Closures top off beverage bottles' impact: the closure is becoming a hotbed for decoration and functionality. Best results occur when the closure is part of the total design.
Beverage closures are evolving from being merely the "thing" that caps off the bottle. They're increasingly working with the package to create a total dispensing team.
Closures are becoming part of the container design at its earliest stages to provide marketing impact on the shelf and convenience in the consumer's hand.
Two developments are driving this trend:
* Closures are beginning to embrace decorating techniques such as the vibrant colors, embossing and debossing that have splashed across other elements of the package.

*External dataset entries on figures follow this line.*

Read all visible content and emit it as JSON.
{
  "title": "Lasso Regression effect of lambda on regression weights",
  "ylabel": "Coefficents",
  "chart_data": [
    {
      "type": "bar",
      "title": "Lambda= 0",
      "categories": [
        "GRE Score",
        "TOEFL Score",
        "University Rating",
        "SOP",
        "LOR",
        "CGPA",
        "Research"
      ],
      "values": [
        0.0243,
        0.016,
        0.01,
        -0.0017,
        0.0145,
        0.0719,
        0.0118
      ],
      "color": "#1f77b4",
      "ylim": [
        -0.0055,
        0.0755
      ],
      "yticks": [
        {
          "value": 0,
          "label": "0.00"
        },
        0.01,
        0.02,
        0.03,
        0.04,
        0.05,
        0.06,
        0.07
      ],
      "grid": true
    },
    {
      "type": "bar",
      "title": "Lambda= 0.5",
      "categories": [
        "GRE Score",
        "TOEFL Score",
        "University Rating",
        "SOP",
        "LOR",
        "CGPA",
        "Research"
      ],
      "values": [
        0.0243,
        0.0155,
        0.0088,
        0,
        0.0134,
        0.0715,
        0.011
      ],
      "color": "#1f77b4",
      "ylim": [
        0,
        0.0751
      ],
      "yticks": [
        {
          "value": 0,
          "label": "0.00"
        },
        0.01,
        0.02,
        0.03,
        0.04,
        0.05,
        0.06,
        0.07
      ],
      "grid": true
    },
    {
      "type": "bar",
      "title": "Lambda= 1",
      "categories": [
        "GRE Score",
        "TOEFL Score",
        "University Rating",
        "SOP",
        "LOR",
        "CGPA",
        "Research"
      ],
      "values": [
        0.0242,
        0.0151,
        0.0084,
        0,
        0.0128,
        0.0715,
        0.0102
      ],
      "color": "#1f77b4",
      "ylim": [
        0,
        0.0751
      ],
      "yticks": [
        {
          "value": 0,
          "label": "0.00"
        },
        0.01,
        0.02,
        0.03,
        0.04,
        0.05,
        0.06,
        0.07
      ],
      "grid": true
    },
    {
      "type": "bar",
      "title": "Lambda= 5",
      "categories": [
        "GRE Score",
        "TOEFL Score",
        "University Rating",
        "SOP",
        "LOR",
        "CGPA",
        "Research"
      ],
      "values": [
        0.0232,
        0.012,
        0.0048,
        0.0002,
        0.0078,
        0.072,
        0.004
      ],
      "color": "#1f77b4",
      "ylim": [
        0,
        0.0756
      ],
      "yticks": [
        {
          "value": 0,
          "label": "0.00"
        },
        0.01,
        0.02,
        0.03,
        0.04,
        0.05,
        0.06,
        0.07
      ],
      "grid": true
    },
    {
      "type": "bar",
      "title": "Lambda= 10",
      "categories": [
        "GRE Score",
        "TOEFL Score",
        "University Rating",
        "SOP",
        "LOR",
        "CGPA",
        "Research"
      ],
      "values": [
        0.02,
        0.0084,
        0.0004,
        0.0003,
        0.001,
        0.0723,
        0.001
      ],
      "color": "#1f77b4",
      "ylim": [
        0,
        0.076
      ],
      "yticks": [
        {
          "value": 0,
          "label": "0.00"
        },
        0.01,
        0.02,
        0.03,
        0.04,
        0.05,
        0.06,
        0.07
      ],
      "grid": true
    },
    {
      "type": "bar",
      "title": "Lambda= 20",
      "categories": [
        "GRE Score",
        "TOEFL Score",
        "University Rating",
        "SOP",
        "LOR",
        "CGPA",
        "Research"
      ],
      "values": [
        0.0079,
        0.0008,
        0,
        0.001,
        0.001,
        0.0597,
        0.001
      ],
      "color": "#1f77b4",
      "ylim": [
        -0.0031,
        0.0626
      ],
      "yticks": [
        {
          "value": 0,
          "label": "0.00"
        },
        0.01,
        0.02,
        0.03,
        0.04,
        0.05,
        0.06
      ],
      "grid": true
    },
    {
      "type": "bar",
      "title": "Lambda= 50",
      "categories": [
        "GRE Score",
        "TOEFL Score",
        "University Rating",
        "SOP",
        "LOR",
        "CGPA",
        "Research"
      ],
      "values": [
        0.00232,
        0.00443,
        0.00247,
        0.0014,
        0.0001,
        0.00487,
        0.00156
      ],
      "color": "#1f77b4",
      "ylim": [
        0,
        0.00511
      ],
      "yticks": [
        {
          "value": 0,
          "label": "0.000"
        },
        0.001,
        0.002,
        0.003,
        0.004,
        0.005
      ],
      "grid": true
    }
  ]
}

* Beyond form, functionality is taking center stage as the closure increasingly reflects the product positioning. Increasingly, the closure designs are taking the product's target consumers--especially kids and teens--into consideration.
These developments reflect beverage closures' evolution into more sophisticated marketing tools. Considering the glut of beverages on the store shelf, an attractive, functional closure may provide the deciding factor in whether your brand or a competitor's lands in the shopping cart.
Decorating trends
Decorative effects underscore one trend that's driving a new generation of beverage closures. One "hot" decorative area in closures is embossing and debossing. Closure manufacturers cite this rule of thumb: Any surface you can print you can also emboss or deboss.
Marketers are using embossing and debossing primarily to highlight brand logos. Consumers associate embossing and debossing with perceptions of higher product quality.
Chilled juice reflects the growing popularity of this trend. Tropicana and Minute Maid both emboss their name on a flat closure on their bottles.
Both closures are stock items, but it was important for each brand to bring the supplier into package-design discussions early on to get the best results, explains David Beckmann, Vice President of Owens-Illinois' (O-I) Food and Beverage Closures Business Unit. O-I makes the closures for the Minute Maid and Tropicana juice bottles.
"There's this presumption that, 'We'll just put a closure on it,'" Beckmann observes. "If the bottle is not working with the closure, you're not optimizing the system," especially when using a plastic bottle.
If you're considering embossing or debossing your closure, several Closure manufacturers recommend that your volume should exceed 50 million units per year to make the higher tooling costs worthwhile.